Sunday, February 18, 2007

Berlin--the guy, not the city or 80s pop group

This (_Rhetorics, Poetics, and Cultures_)is officially one of my favorite books--seriously.

In my last post I mentioned how I was influenced by _Pedagogy of the Oppressed_, and while Berlin explicitly acknowledges Freire, I found it helpful to connect some dots for myself, especially vis-a-vis what amounts to a critique of the position by Hairston. Here's the move that Berlin is making, in my opinion, starting with Freire:

I had a professor (Dr. Prahlad, actually) who made a connection between _Pedagogy of the Oppressed_ and Frantz Fanon's _The Wretched of the Earth_, the latter of which included a call for native populations of decolonizing countries to be educated as a means of empowerment and while I agree with the assessment, it also led me to think about how easy it probably would be to regard_Pedagogy_ as something outside of the realm of education in the U.S. But, of course, though the moves Berlin makes here, it's apparant that the U.S. is precisely where Freire's pedagogy can and should be employed.
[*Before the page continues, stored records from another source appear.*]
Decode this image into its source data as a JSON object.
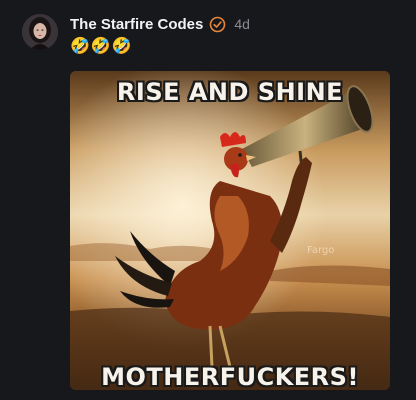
{
  "post": {
    "author": "The Starfire Codes",
    "timestamp": "4d",
    "text": "🤣🤣🤣",
    "icons": {
      "avatar": "avatar",
      "verified": "verified-badge-icon"
    },
    "colors": {
      "background": "#17181c",
      "verified_badge": "#e8863a"
    },
    "media": {
      "top_caption": "RISE AND SHINE",
      "bottom_caption": "MOTHERFUCKERS!",
      "watermark": "Fargo"
    }
  }
}
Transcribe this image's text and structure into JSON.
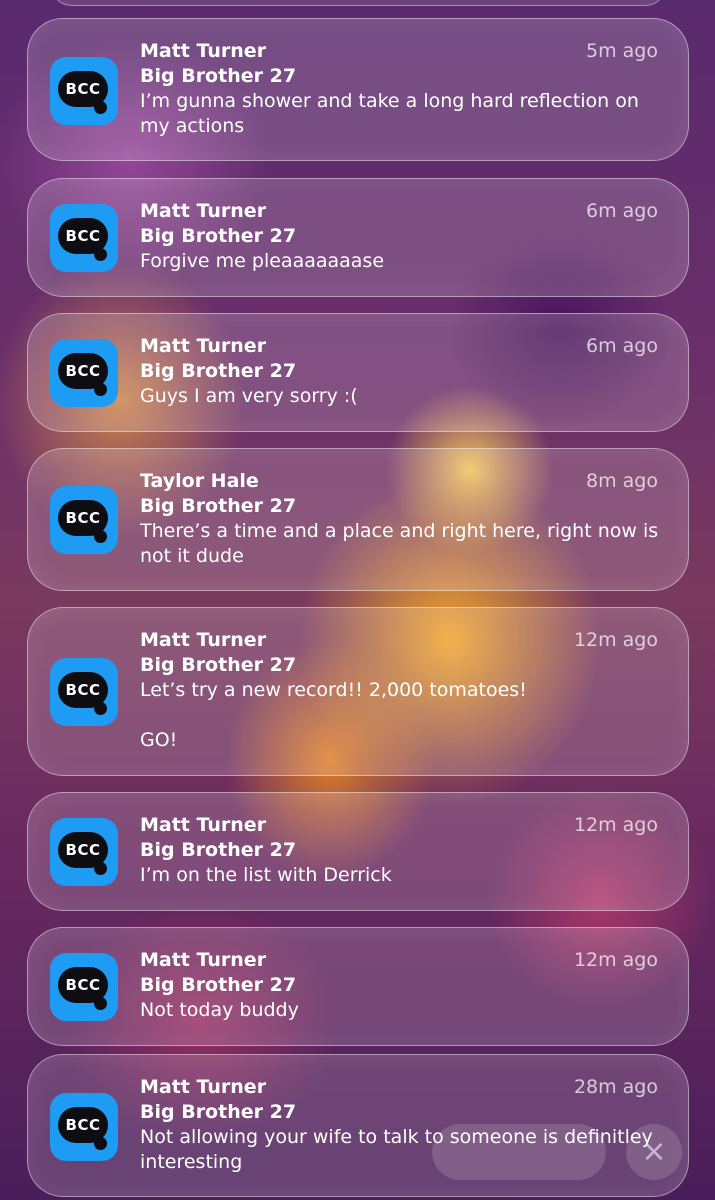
{
  "notifications": [
    {
      "sender": "Matt Turner",
      "subtitle": "Big Brother 27",
      "message": "I’m gunna shower and take a long hard reflection on my actions",
      "time": "5m ago",
      "app_icon_label": "BCC"
    },
    {
      "sender": "Matt Turner",
      "subtitle": "Big Brother 27",
      "message": "Forgive me pleaaaaaaase",
      "time": "6m ago",
      "app_icon_label": "BCC"
    },
    {
      "sender": "Matt Turner",
      "subtitle": "Big Brother 27",
      "message": "Guys I am very sorry :(",
      "time": "6m ago",
      "app_icon_label": "BCC"
    },
    {
      "sender": "Taylor Hale",
      "subtitle": "Big Brother 27",
      "message": "There’s a time and a place and right here, right now is not it dude",
      "time": "8m ago",
      "app_icon_label": "BCC"
    },
    {
      "sender": "Matt Turner",
      "subtitle": "Big Brother 27",
      "message": "Let’s try a new record!! 2,000 tomatoes!\n\nGO!",
      "time": "12m ago",
      "app_icon_label": "BCC"
    },
    {
      "sender": "Matt Turner",
      "subtitle": "Big Brother 27",
      "message": "I’m on the list with Derrick",
      "time": "12m ago",
      "app_icon_label": "BCC"
    },
    {
      "sender": "Matt Turner",
      "subtitle": "Big Brother 27",
      "message": "Not today buddy",
      "time": "12m ago",
      "app_icon_label": "BCC"
    },
    {
      "sender": "Matt Turner",
      "subtitle": "Big Brother 27",
      "message": "Not allowing your wife to talk to someone is definitley interesting",
      "time": "28m ago",
      "app_icon_label": "BCC"
    }
  ],
  "colors": {
    "app_icon_background": "#1e9bf2",
    "app_icon_bubble": "#0d0d12"
  }
}
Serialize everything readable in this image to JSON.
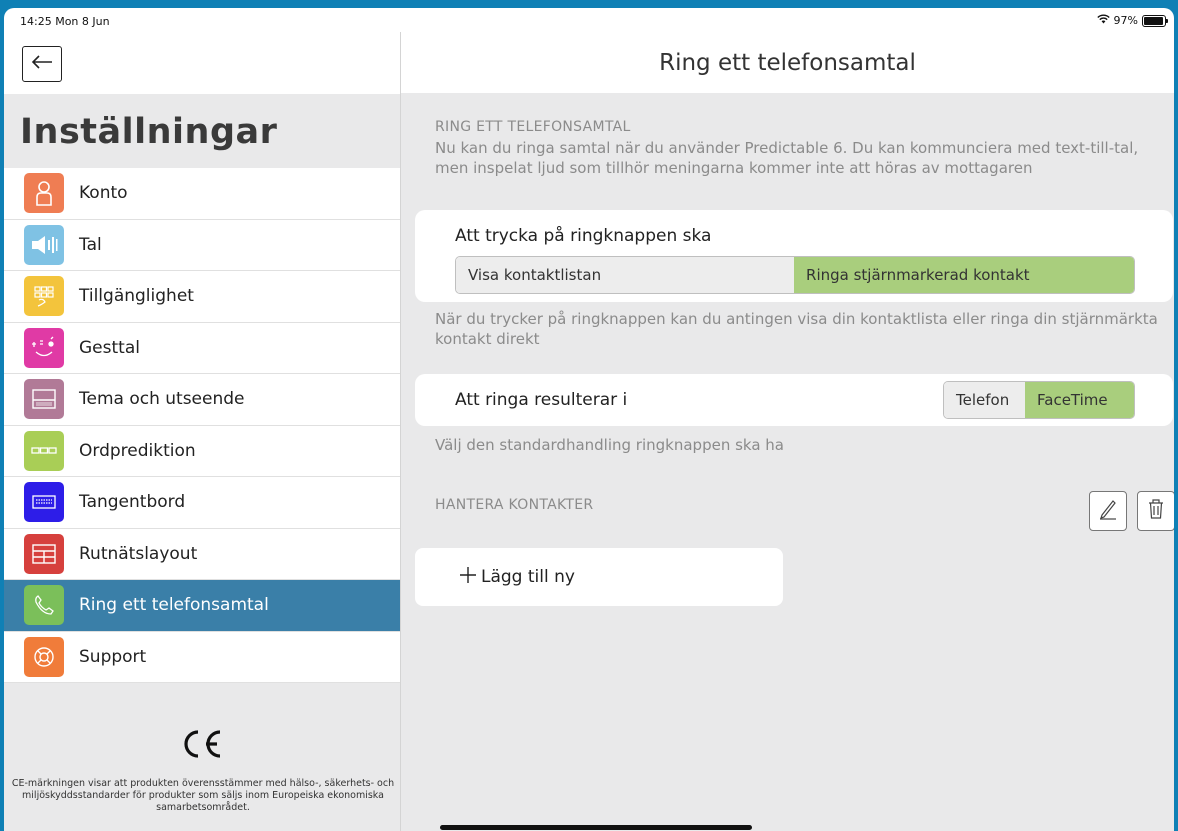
{
  "status": {
    "time": "14:25  Mon 8 Jun",
    "battery": "97%"
  },
  "sidebar": {
    "title": "Inställningar",
    "items": [
      {
        "label": "Konto",
        "icon": "person-icon",
        "color": "#ef7d53"
      },
      {
        "label": "Tal",
        "icon": "speaker-icon",
        "color": "#7fc2e4"
      },
      {
        "label": "Tillgänglighet",
        "icon": "accessibility-grid-icon",
        "color": "#f3c43c"
      },
      {
        "label": "Gesttal",
        "icon": "gesture-face-icon",
        "color": "#e03aa5"
      },
      {
        "label": "Tema och utseende",
        "icon": "theme-screen-icon",
        "color": "#b17a97"
      },
      {
        "label": "Ordprediktion",
        "icon": "word-prediction-icon",
        "color": "#a9ce56"
      },
      {
        "label": "Tangentbord",
        "icon": "keyboard-icon",
        "color": "#2d1de8"
      },
      {
        "label": "Rutnätslayout",
        "icon": "grid-layout-icon",
        "color": "#d6403d"
      },
      {
        "label": "Ring ett telefonsamtal",
        "icon": "phone-icon",
        "color": "#7bbf5a",
        "active": true
      },
      {
        "label": "Support",
        "icon": "lifebuoy-icon",
        "color": "#f07c3a"
      }
    ],
    "ce_mark": "CE",
    "ce_text": "CE-märkningen visar att produkten överensstämmer med hälso-, säkerhets- och miljöskyddsstandarder för produkter som säljs inom Europeiska ekonomiska samarbetsområdet."
  },
  "main": {
    "title": "Ring ett telefonsamtal",
    "section1": {
      "heading": "RING ETT TELEFONSAMTAL",
      "description": "Nu kan du ringa samtal när du använder Predictable 6. Du kan kommunciera med text-till-tal, men inspelat ljud som tillhör meningarna kommer inte att höras av mottagaren"
    },
    "call_button": {
      "title": "Att trycka på ringknappen ska",
      "options": [
        "Visa kontaktlistan",
        "Ringa stjärnmarkerad kontakt"
      ],
      "selected": 1,
      "hint": "När du trycker på ringknappen kan du antingen visa din kontaktlista eller ringa din stjärnmärkta kontakt direkt"
    },
    "call_result": {
      "title": "Att ringa resulterar i",
      "options": [
        "Telefon",
        "FaceTime"
      ],
      "selected": 1,
      "hint": "Välj den standardhandling ringknappen ska ha"
    },
    "contacts": {
      "heading": "HANTERA KONTAKTER",
      "add_label": "Lägg till ny",
      "add_icon": "plus-icon",
      "edit_icon": "pencil-icon",
      "delete_icon": "trash-icon"
    },
    "accent_selected": "#a9ce7d",
    "accent_active": "#3a7fa8"
  }
}
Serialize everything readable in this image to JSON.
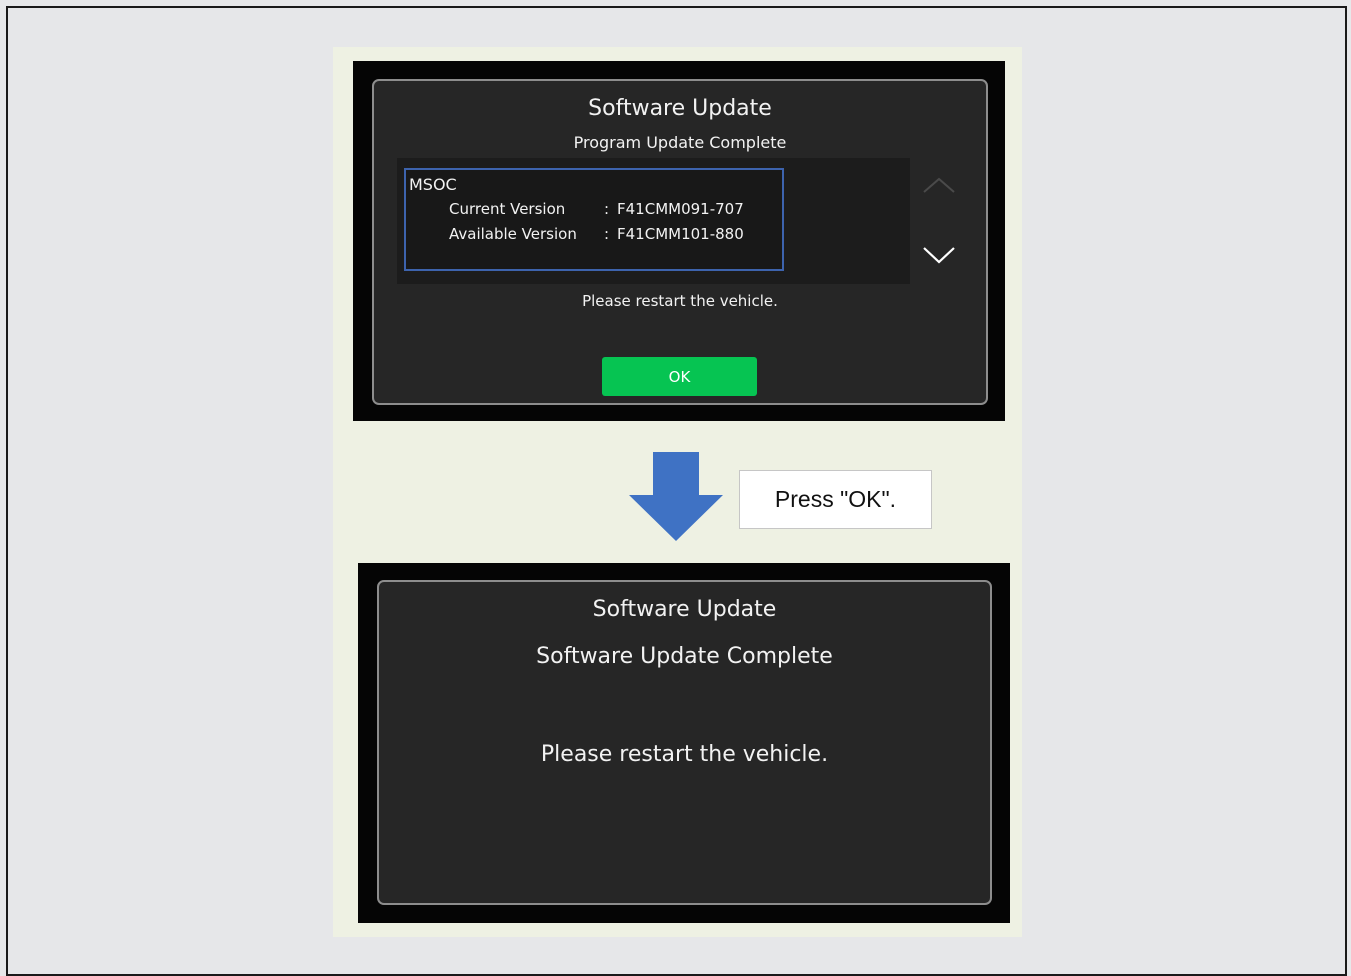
{
  "colors": {
    "page_bg": "#e7e8ea",
    "panel_bg": "#eef1e3",
    "screen_bg": "#050505",
    "dialog_bg": "#262626",
    "dialog_border": "#8d8d8d",
    "selection_border": "#3d63ad",
    "ok_button": "#06c452",
    "arrow": "#3f72c4"
  },
  "screen1": {
    "title": "Software Update",
    "subtitle": "Program Update Complete",
    "item": {
      "name": "MSOC",
      "current_label": "Current Version",
      "available_label": "Available Version",
      "separator": ":",
      "current_value": "F41CMM091-707",
      "available_value": "F41CMM101-880"
    },
    "scroll_up_icon": "chevron-up-icon",
    "scroll_down_icon": "chevron-down-icon",
    "message": "Please restart the vehicle.",
    "ok_label": "OK"
  },
  "callout": {
    "text": "Press \"OK\".",
    "arrow_icon": "arrow-down-icon"
  },
  "screen2": {
    "title": "Software Update",
    "subtitle": "Software Update Complete",
    "message": "Please restart the vehicle."
  }
}
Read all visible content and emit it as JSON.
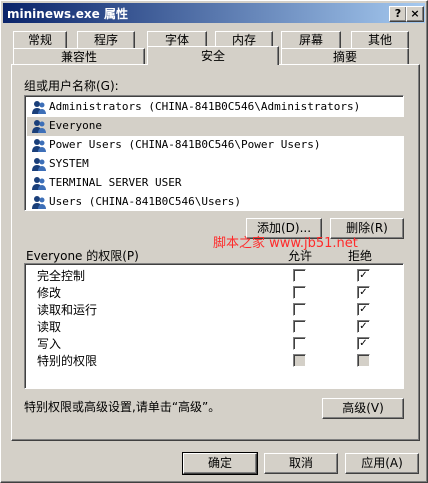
{
  "window": {
    "title": "mininews.exe 属性",
    "help_btn": "?",
    "close_btn": "×"
  },
  "tabs_row1": [
    "常规",
    "程序",
    "字体",
    "内存",
    "屏幕",
    "其他"
  ],
  "tabs_row2": [
    "兼容性",
    "安全",
    "摘要"
  ],
  "active_tab": "安全",
  "groups": {
    "label": "组或用户名称(G):",
    "items": [
      "Administrators (CHINA-841B0C546\\Administrators)",
      "Everyone",
      "Power Users (CHINA-841B0C546\\Power Users)",
      "SYSTEM",
      "TERMINAL SERVER USER",
      "Users (CHINA-841B0C546\\Users)"
    ],
    "selected": "Everyone"
  },
  "buttons": {
    "add": "添加(D)...",
    "remove": "删除(R)",
    "advanced": "高级(V)",
    "ok": "确定",
    "cancel": "取消",
    "apply": "应用(A)"
  },
  "watermark": "脚本之家 www.jb51.net",
  "permissions": {
    "label": "Everyone 的权限(P)",
    "allow_header": "允许",
    "deny_header": "拒绝",
    "rows": [
      {
        "name": "完全控制",
        "allow": false,
        "deny": true,
        "disabled": false
      },
      {
        "name": "修改",
        "allow": false,
        "deny": true,
        "disabled": false
      },
      {
        "name": "读取和运行",
        "allow": false,
        "deny": true,
        "disabled": false
      },
      {
        "name": "读取",
        "allow": false,
        "deny": true,
        "disabled": false
      },
      {
        "name": "写入",
        "allow": false,
        "deny": true,
        "disabled": false
      },
      {
        "name": "特别的权限",
        "allow": false,
        "deny": false,
        "disabled": true
      }
    ]
  },
  "advanced_note": "特别权限或高级设置,请单击“高级”。"
}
Freire's critique of the "banking" concept of education, in which the student is viewed as "tabula rasa," to be written by the teacher, lends itself to the postmodern critique as outlined by Berlin. Berlin asserts that "Placing Freire within a postmodern frame enables us to relate this silencing of citizens through literacy education to the formation of subjects as agents" (101). This brings to mind *for me* Althusser's concept of *interpellation* that we've discussed in class, where the individual is *made* the subject within a discourse--called forth, literally (the classic example is of a police officer shouting "Hey you!"--at the moment one acknowledges and responds to the officer's call, one becomes the subject of it--one is interpellated). As has already been discussed, the presupposition (to which I happen to agree) is that we are all subjects--we all exist within and indeed are constructed by discourses. Freire (and Berlin) want to empower the subject of the discourse of education--that is, the student. Freire possessed a strong aversion to the student-teacher dichotomy of traditional pedagogy--like Berlin, he sought to democratize the classroom, to *enact* democracy as a pedagogical tool (it *is* hard to operationalize, as many have noted, but one simple move, in my opinion, is the simple acknowledgment that teacher--in the traditional sense--can also be students in their own classrooms, learning from their students as much as their students learn from them).